This painting is one section of a long handscroll created by a group of friends in the spring of 1505 for Yang Jijing (ca. 1477–after 1530), a master performer of ancient music on the qin (zither or lute). In addition to the painting and two poems by Tang Yin, the scroll contains written contributions by ten other men, most of whom were well-established figures in the city of Suzhou, a major cultural center located near Lake Tai in Jiangsu Province. The scroll begins at right with a frontispiece written in seal script by the calligrapher Wu Yi (1472–1519), who supplied a title for the work, Journey to the South (or Journeying South). The scroll was probably intended both as a farewell gift and as a kind of letter of introduction for Yang Jijing on the occasion of his departure from Suzhou for the southern imperial capital at Nanjing, where he was unknown to society but hoped to secure an offical appointment.

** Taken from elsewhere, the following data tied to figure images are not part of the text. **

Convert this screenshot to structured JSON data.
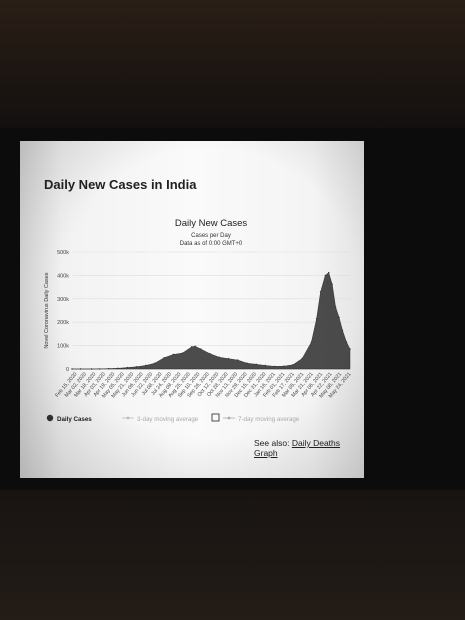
{
  "page": {
    "title": "Daily New Cases in India",
    "see_also_label": "See also:",
    "see_also_link": "Daily Deaths Graph"
  },
  "chart_data": {
    "type": "area",
    "title": "Daily New Cases",
    "subtitle_line1": "Cases per Day",
    "subtitle_line2": "Data as of 0:00 GMT+0",
    "ylabel": "Novel Coronavirus Daily Cases",
    "ylim": [
      0,
      500000
    ],
    "y_ticks": [
      "0",
      "100k",
      "200k",
      "300k",
      "400k",
      "500k"
    ],
    "x_ticks": [
      "Feb 15, 2020",
      "Mar 02, 2020",
      "Mar 18, 2020",
      "Apr 03, 2020",
      "Apr 19, 2020",
      "May 05, 2020",
      "May 21, 2020",
      "Jun 06, 2020",
      "Jun 22, 2020",
      "Jul 08, 2020",
      "Jul 24, 2020",
      "Aug 09, 2020",
      "Aug 25, 2020",
      "Sep 10, 2020",
      "Sep 26, 2020",
      "Oct 12, 2020",
      "Oct 28, 2020",
      "Nov 13, 2020",
      "Nov 29, 2020",
      "Dec 15, 2020",
      "Dec 31, 2020",
      "Jan 16, 2021",
      "Feb 01, 2021",
      "Feb 17, 2021",
      "Mar 05, 2021",
      "Mar 21, 2021",
      "Apr 06, 2021",
      "Apr 22, 2021",
      "May 08, 2021",
      "May 24, 2021"
    ],
    "series": [
      {
        "name": "Daily Cases",
        "color": "#333333",
        "points": [
          [
            "2020-02-15",
            0
          ],
          [
            "2020-03-01",
            0
          ],
          [
            "2020-03-20",
            100
          ],
          [
            "2020-04-03",
            600
          ],
          [
            "2020-04-19",
            1500
          ],
          [
            "2020-05-05",
            3000
          ],
          [
            "2020-05-21",
            6000
          ],
          [
            "2020-06-06",
            9500
          ],
          [
            "2020-06-22",
            15000
          ],
          [
            "2020-07-08",
            25000
          ],
          [
            "2020-07-24",
            48000
          ],
          [
            "2020-08-09",
            62000
          ],
          [
            "2020-08-25",
            68000
          ],
          [
            "2020-09-10",
            95000
          ],
          [
            "2020-09-16",
            97000
          ],
          [
            "2020-09-26",
            85000
          ],
          [
            "2020-10-12",
            65000
          ],
          [
            "2020-10-28",
            50000
          ],
          [
            "2020-11-13",
            44000
          ],
          [
            "2020-11-29",
            38000
          ],
          [
            "2020-12-15",
            25000
          ],
          [
            "2020-12-31",
            20000
          ],
          [
            "2021-01-16",
            15000
          ],
          [
            "2021-02-01",
            11000
          ],
          [
            "2021-02-17",
            12000
          ],
          [
            "2021-03-05",
            18000
          ],
          [
            "2021-03-21",
            45000
          ],
          [
            "2021-04-06",
            115000
          ],
          [
            "2021-04-15",
            215000
          ],
          [
            "2021-04-22",
            330000
          ],
          [
            "2021-04-30",
            400000
          ],
          [
            "2021-05-06",
            412000
          ],
          [
            "2021-05-12",
            362000
          ],
          [
            "2021-05-18",
            265000
          ],
          [
            "2021-05-24",
            220000
          ],
          [
            "2021-05-30",
            165000
          ],
          [
            "2021-06-06",
            115000
          ],
          [
            "2021-06-12",
            85000
          ]
        ]
      }
    ],
    "legend": [
      {
        "name": "Daily Cases",
        "color": "#333333",
        "active": true
      },
      {
        "name": "3-day moving average",
        "color": "#bbbbbb",
        "active": false
      },
      {
        "name": "7-day moving average",
        "color": "#aaaaaa",
        "active": false
      }
    ],
    "grid": true,
    "legend_position": "bottom-left"
  }
}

At the right, the young musician is seen departing mounted on a donkey and followed by a servant bearing a rolled umbrella over one shoulder and his master's wrapped qin slung across his back.

Tang's two poems beside the painting may be translated:

On the river, springtime breezes blow the tender elms,
I clasp my lute and see you off, trailing long robes.
If someone you encounter should appreciate your music,
Cut some reeds where you are and make yourself a hut.

Xi Kang long ago played the Melody of Guangling.
Silent a thousand years, its tonalities are lost.
Today I've traveled to this place to see you off,
That we may seek for its notes from the handbook.